Early indicators of bipolar disorder
The results from a longitudinal study designed to identify earlier indicators of bipolar disorder were recently reported.3 The study sample consisted of high-risk offspring (n = 127) from families in which 1 parent had a diagnosis of bipolar disorder. The comparison group consisted of offspring (n = 61) of parents with no psychi- atric diagnosis.
The mean age at first assessment was approximately 16 years; the mean age at last assessment was 20 years in high-risk offspring. The mean length of follow-up was about 4 years, with an upper range of 9 years. A significant finding from the study was that high-risk offspring who had no psychiatric disorders in childhood or mid-adolescence remained well at the follow-up assessment.
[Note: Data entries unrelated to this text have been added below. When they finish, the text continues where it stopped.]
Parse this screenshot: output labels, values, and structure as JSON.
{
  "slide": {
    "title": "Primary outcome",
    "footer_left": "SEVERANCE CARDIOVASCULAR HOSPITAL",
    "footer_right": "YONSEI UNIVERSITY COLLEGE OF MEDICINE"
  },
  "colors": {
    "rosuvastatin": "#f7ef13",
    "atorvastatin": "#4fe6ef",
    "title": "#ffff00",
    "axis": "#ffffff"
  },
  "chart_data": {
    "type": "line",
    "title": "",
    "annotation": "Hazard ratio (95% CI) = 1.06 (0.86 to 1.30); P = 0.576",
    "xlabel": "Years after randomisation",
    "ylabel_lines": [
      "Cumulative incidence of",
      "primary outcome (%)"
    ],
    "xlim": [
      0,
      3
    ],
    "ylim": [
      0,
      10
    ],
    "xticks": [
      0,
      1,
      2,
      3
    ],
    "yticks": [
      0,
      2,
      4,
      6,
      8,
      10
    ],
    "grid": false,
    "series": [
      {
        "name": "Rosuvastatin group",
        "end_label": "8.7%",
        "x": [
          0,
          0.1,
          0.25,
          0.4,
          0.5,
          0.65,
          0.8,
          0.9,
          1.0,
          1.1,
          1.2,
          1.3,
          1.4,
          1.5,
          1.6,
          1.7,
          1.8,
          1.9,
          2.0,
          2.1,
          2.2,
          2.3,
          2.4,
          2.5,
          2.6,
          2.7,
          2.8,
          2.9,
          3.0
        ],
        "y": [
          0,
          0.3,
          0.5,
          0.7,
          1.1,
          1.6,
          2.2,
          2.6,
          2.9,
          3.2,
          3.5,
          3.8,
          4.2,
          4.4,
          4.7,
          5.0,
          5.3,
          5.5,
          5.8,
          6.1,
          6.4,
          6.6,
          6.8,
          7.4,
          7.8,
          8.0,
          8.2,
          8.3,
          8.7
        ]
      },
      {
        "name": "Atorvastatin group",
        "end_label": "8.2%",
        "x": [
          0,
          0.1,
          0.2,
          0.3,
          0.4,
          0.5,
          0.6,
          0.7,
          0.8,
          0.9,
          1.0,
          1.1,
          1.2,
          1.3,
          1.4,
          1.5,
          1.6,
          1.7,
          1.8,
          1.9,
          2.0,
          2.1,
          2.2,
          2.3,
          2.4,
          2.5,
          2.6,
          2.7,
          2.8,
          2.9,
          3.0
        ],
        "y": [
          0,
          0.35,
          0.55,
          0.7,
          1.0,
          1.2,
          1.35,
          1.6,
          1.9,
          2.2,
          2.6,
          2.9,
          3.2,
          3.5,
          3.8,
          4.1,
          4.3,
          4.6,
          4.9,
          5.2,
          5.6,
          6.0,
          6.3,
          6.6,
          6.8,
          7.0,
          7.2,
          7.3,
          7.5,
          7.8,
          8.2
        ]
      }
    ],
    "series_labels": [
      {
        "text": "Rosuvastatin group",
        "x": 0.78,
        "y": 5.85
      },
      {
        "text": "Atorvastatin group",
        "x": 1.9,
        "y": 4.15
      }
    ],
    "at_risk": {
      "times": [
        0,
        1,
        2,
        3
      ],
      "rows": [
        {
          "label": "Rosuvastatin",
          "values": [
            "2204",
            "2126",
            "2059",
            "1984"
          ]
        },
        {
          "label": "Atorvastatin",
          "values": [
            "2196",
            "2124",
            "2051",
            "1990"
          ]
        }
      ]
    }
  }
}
In adolescents who had a previous diagnosis of depression, 33% (3 of 9) met criteria for bipolar disorder at follow-up assessment. Antecedent anxiety and sleep disorders also increased the likelihood of a subsequent mood disorder. Of 40 offspring with anxiety and/or sleep disorders, 12 had subsequent bipolar disorder and 12 had a depressive disorder. Only offspring of parents whose illness did not respond to lithium had elevated rates of antecedent ADHD before a diagnosis of bipolar disorder.
At the time of follow-up assessment, 26 (21%) high-risk offspring met criteria for bipolar spectrum disorder. In the majority of cases (81%), the index episode was depression. The mean age at onset of the index mood episode was 15 years. In those offspring who had an index episode of depression, there was a mean interval of 3 years before the first manic or hypomanic episode, although the range was wide, from 1 to 13 years.